İnsanlar yaratılış olarak bir arada ve toplu olarak yaşama zorundadır. Bu topluluklarında düzenli yaşayabilmeleri için bir takım düzenlemelere ve hükümlere ihtiyaç vardır.
Hüküm, Arabça bir kelime olup, zapturapt altına almak, gem vurmak, karar vermek ve terbiye etmek manalarına gelir.

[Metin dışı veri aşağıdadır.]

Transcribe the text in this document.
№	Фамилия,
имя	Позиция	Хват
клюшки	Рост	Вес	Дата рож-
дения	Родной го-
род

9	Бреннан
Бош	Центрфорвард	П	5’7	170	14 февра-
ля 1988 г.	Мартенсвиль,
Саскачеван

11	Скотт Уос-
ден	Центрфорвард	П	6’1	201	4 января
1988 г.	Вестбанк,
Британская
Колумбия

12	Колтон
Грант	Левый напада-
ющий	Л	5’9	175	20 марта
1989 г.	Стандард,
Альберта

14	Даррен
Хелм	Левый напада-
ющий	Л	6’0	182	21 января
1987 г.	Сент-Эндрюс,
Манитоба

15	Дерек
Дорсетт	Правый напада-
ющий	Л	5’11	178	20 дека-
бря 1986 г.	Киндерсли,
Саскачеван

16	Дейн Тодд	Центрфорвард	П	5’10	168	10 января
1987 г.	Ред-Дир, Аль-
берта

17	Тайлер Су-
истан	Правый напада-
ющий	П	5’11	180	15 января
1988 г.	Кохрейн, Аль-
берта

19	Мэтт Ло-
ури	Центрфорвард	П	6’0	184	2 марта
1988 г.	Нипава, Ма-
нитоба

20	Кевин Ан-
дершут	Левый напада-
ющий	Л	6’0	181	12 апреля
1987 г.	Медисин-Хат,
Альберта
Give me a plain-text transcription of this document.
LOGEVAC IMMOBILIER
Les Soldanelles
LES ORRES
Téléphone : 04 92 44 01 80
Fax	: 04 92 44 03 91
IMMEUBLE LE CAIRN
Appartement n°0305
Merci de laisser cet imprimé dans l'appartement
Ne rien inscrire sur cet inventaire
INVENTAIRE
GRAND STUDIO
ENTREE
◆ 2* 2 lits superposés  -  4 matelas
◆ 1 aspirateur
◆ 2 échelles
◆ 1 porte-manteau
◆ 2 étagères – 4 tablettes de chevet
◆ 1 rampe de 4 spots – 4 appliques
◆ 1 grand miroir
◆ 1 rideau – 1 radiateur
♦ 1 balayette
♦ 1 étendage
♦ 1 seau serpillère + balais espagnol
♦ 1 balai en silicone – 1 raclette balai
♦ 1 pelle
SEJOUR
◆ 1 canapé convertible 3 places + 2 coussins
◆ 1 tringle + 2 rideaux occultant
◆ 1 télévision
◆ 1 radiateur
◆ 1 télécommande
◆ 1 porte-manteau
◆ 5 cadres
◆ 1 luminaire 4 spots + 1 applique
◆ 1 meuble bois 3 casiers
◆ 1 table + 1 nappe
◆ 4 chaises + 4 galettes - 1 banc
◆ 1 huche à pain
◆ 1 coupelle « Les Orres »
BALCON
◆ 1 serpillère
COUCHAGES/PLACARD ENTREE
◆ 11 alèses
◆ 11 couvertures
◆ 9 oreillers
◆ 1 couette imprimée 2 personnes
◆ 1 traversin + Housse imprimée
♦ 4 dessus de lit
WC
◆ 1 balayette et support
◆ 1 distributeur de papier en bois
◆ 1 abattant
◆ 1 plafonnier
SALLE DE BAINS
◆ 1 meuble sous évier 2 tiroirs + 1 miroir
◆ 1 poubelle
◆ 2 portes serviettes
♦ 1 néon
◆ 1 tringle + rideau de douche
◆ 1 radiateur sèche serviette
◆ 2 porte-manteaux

Hüküm sahibi, hükümleri koyan, egemenliği elinde bulunduran veya hâkimiyete muktedir olan demektir. İnsanların insanlarla, insanların devletle, insanların çevre ile vs. yaşamlarını sürdürebilmeleri için hukukî düzenlemeleri vardır.
İslâm Devleti’nde, hâkimiyet Allah’a aittir. Bunu diğer ideolojik devletlerden/demokrasiden ayıran en önemli özellik budur. Hâkimiyetin Allah’a ait olması demek, yapılacak anayasanın, yasaların, tüzüklerin ve tüm hukukî ve idarî düzenlemelerin, Allah’ın rızasına dayalı, Kur’ân’a ve Sünnet’e aykırı olmaması demektir.
Yasa yapmak çok önemli bir olaydır. Bunu, ancak fıkıh konusunda uzmanlaşmış âlimler yapar.
Yeryüzünde, Allah’ın isteği, hükümetlerin kendi kanunlarına göre devletlerini ve toplumlarını idare etmesidir. Bunu da, Peygamberleri vasıtasıyla açıkça bildirmiştir.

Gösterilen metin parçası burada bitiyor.